#Dalam kasus BLBI, Anda memandang ajaran ini sebagai kasih sayang?
Benar, yang condong kepada rakyat, bangsa dan negara dengan memberikan pemulihan dalam bentuk pengembalian kerugian keuangan negara yang akan dirasakan manfaatnya oleh seluruh rakyat Indonesia.
Teori dualisme perlindungan yang termaktub dalam penjelasan umum Undang-Undang Nomor 5 Tahun 1986 kiranya cukup menjelaskan fungsi peradilan tata usaha negara tidak semata-mata memberikan perlindungan terhadap hak-hak perseorangan, tetapi juga melindungi hak-hak masyarakat.
Dalam konteks kasus BLBI, putusan peradilan tata usaha negara selayaknya tidak hanya berfokus pada perlindungan hak perseorangan para obligor, tetapi juga pada perlindungan hak-hak masyarakat yang dijelmakan oleh peraturan, keputusan dan tindakan satgas BLBI.
#Berpijak pada paradigma itu, Apa yang Anda renungi?
Saya mencoba merenungi makna hakiki dari teori hukum progresif yang digawangi oleh Satjipto Rahardjo. Hasil dari perenungan, bahkan upaya dialog imajiner dengan gagasan Satjipto Rahardjo itu melahirkan kesimpulan bahwa hukum progresif sejatinya lebih berorientasi pada penegakan keadilan substantif.
Apabila aspek prosedural dan hukum acara secara nyata menjadi penghambat tegaknya keadilan substantif itu, maka aspek prosedural dan hukum acara itu dapat ditabrak dan dikesampingkan.
#Jadi, seandainya Prof Tjip saat ini masih hidup Anda secara langsung akan menemui beliau dan mengucapkan terima kasih?

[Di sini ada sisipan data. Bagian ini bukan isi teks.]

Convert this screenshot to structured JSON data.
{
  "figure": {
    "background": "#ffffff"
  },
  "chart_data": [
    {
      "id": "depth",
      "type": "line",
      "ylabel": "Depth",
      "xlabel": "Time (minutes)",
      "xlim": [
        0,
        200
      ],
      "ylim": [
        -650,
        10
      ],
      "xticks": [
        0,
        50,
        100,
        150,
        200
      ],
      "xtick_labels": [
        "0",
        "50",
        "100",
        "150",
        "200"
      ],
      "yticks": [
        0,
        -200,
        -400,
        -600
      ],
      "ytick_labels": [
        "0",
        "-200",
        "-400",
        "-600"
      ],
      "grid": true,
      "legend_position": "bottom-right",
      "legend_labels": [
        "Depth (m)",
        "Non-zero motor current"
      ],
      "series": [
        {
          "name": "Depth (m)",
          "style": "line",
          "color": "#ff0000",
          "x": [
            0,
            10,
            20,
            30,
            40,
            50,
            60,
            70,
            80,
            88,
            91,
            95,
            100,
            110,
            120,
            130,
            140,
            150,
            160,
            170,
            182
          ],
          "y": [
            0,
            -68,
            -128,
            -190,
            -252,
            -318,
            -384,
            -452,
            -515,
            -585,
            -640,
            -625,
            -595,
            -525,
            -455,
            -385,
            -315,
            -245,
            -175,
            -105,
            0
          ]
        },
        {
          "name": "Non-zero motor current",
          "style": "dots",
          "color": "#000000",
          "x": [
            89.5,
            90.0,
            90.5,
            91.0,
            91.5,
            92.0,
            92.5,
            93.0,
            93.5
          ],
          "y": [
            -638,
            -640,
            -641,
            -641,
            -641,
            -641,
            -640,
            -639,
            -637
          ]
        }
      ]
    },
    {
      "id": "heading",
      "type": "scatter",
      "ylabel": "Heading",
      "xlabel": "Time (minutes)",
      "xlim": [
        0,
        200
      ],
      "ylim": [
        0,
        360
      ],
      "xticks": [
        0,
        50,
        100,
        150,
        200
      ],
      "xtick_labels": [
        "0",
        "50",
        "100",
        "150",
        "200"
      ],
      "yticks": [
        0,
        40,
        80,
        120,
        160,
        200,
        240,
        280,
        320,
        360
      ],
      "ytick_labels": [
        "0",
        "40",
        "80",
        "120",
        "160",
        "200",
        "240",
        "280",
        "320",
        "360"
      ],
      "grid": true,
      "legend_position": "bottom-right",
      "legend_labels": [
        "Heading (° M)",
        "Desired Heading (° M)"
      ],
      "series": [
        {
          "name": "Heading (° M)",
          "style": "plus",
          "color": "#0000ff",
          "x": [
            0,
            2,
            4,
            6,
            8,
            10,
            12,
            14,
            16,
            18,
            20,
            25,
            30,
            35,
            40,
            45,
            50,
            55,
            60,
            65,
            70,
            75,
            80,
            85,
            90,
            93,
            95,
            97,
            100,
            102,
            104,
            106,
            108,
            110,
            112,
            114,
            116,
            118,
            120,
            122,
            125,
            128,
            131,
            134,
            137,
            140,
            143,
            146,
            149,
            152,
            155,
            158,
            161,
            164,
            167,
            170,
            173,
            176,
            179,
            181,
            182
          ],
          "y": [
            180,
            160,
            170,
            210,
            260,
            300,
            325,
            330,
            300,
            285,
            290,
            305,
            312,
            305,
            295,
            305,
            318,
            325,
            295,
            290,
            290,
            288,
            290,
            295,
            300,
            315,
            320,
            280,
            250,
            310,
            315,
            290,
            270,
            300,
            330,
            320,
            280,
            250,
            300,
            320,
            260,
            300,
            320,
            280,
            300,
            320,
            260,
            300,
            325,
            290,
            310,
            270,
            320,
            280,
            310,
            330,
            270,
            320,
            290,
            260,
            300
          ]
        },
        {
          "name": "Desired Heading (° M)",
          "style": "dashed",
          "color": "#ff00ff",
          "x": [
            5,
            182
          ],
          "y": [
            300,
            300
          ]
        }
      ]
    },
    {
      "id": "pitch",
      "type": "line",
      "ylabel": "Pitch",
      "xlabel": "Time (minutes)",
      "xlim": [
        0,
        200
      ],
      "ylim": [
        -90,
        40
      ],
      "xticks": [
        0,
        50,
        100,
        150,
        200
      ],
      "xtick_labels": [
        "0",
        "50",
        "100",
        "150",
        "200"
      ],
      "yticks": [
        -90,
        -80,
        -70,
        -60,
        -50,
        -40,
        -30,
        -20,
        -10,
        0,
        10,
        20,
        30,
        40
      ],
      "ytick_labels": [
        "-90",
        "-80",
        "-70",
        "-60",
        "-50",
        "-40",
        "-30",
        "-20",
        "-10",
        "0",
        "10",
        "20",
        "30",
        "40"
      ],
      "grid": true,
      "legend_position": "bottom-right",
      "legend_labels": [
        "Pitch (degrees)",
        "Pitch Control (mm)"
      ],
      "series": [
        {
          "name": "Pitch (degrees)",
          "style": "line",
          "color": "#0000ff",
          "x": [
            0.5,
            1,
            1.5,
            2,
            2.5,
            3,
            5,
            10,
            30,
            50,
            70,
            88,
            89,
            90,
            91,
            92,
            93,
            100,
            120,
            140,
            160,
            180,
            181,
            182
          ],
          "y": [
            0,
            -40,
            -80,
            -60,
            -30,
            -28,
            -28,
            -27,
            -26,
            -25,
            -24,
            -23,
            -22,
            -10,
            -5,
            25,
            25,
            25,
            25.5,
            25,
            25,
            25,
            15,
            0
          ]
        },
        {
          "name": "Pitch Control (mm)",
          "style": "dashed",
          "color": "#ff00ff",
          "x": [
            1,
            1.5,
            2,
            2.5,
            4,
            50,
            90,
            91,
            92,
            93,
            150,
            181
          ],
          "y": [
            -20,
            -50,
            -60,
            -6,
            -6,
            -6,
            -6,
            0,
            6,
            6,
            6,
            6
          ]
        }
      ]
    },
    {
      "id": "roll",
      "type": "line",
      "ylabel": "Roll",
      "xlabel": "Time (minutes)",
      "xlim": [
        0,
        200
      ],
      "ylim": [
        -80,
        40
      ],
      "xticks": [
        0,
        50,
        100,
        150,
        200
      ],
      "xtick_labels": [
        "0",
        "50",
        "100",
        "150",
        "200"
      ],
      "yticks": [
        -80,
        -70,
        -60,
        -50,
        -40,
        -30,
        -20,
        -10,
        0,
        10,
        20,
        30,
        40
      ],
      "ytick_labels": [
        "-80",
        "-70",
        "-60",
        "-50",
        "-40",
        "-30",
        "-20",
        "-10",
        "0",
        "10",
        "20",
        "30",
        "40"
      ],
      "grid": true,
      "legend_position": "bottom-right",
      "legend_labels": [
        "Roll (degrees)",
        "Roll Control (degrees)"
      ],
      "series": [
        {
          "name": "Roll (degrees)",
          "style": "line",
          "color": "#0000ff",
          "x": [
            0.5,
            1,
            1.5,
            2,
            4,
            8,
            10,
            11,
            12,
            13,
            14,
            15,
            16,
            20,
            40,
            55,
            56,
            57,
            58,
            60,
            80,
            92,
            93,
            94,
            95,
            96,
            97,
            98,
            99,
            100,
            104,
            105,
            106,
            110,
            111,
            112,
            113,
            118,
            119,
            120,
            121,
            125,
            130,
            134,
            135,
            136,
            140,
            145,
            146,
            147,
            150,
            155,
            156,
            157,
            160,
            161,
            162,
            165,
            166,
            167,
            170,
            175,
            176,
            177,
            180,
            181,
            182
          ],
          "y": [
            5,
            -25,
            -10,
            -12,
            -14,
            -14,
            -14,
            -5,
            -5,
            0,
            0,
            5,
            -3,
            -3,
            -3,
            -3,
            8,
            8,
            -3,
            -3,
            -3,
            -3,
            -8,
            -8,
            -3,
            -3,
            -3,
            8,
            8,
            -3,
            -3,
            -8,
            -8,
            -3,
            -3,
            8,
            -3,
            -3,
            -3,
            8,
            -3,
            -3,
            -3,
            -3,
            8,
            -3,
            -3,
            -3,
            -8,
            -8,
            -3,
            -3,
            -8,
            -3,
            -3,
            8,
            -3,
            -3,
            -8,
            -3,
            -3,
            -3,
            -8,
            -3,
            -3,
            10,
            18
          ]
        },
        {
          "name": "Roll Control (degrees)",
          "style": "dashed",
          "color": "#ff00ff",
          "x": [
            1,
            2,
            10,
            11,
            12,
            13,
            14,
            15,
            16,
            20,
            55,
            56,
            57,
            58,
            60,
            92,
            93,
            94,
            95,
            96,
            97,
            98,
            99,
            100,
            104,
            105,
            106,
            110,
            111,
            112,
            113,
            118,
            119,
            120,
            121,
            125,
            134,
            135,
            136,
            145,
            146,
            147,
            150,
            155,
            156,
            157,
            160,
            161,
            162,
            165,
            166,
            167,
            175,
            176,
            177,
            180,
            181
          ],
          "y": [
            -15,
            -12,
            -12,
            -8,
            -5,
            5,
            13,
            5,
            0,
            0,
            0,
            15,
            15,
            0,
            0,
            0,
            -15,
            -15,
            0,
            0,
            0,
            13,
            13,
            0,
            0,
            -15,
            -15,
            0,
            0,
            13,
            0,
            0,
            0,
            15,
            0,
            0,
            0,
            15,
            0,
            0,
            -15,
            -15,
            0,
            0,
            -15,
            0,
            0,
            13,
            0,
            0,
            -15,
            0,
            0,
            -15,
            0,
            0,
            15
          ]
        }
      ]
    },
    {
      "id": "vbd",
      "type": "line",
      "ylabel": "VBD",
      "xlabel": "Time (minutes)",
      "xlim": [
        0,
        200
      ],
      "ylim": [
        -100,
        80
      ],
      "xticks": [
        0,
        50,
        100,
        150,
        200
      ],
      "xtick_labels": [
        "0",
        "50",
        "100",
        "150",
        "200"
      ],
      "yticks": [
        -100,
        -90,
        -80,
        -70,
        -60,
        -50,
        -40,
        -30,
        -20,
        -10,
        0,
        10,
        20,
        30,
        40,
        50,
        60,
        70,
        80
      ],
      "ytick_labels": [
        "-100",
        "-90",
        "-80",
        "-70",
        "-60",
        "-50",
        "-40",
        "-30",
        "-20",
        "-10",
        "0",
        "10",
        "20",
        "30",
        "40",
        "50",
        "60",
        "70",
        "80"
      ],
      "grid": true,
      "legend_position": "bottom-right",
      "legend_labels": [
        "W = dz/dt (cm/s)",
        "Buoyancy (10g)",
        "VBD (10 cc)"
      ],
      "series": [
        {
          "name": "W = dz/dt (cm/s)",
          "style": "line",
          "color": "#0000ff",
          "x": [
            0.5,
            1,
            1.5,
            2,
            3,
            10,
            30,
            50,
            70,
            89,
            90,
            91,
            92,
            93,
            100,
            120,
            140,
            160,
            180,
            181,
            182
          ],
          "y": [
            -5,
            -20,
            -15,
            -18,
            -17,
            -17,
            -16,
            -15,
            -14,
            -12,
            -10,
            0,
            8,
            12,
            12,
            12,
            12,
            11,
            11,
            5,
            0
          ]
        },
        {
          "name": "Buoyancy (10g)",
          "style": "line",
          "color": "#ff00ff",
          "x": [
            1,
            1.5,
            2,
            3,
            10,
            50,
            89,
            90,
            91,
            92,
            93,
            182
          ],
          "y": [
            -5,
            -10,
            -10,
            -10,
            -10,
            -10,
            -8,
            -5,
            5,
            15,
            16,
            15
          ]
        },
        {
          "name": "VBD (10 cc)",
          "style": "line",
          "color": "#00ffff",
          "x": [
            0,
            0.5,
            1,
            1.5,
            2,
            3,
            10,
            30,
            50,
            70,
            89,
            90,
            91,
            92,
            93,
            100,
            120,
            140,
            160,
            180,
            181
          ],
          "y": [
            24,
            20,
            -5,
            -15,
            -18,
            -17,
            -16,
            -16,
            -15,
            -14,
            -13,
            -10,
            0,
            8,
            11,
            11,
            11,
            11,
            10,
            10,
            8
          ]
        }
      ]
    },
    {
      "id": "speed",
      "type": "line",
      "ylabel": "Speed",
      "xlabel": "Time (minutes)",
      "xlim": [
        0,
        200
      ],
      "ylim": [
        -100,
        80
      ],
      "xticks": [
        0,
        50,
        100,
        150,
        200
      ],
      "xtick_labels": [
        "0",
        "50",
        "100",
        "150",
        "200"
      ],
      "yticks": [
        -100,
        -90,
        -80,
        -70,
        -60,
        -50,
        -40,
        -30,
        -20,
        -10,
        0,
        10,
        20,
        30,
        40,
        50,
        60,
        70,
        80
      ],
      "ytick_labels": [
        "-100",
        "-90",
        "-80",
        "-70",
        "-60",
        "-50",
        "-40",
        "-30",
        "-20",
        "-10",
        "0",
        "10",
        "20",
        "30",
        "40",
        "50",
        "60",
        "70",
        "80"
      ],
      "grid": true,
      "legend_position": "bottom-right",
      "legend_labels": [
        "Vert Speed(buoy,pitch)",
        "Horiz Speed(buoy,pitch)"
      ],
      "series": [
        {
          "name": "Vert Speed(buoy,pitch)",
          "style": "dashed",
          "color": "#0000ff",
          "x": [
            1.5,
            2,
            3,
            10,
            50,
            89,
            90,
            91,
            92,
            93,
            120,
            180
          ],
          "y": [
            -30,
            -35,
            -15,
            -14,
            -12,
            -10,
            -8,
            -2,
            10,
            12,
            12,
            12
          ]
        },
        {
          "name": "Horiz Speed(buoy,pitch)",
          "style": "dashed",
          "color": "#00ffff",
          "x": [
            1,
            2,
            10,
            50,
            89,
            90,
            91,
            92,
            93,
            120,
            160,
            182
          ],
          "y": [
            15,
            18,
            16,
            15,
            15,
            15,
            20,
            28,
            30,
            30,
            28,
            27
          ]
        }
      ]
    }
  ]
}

Ya. Karena teori hukum progresif yang dikembangkannya telah menjelma menjadi inspirasi dan garis pedoman saya dalam membangun konstruksi hukum putusan-putusan saya.
Saya akan bercerita kepada beliau betapa saya merasakan menerapkan teori hukum progresif dalam putusan ternyata lebih mudah dibanding memahaminya dari teks-teks literatur hukum semata.
Tanpa inspirasi teori hukum progresif, paradigma, cara dan metodologi berfikir saya belum tentu akan berujung pada kesimpulan yang sama.
#Bagaimana dengan aspek prosedural dan hukum acara dalam keadaan tertentu dapat ditabrak dan dikesampingkan?
Gagasan ini tentu tidak boleh dilakukan serampangan dan harus dilakukan dengan sangat hati-hati, didasarkan pada hati yang tulus dan jiwa yang bersih demi mewujudkan keadilan dan hukum itu sendiri.
Tindakan itu, dapat dilakukan apabila tercukupi dua syarat: pertama, terjadinya kebuntuan hukum. Kedua, ada kepentingan masyarakat banyak dan kepentingan lingkungan yang bersifat memaksa.
#Kembali ke kasus BLBI, bagaimana?
Dalam kasus BLBI tidak terhitung lagi putusan pengadilan perdata maupun putusan pidana yang dijatuhkan bagi obligor BLBI. Namun pada faktanya, hak tagih negara terhadap dana BLBI tetap tidak selesai dan kerugian negara tetap tidak dapat dipulihkan.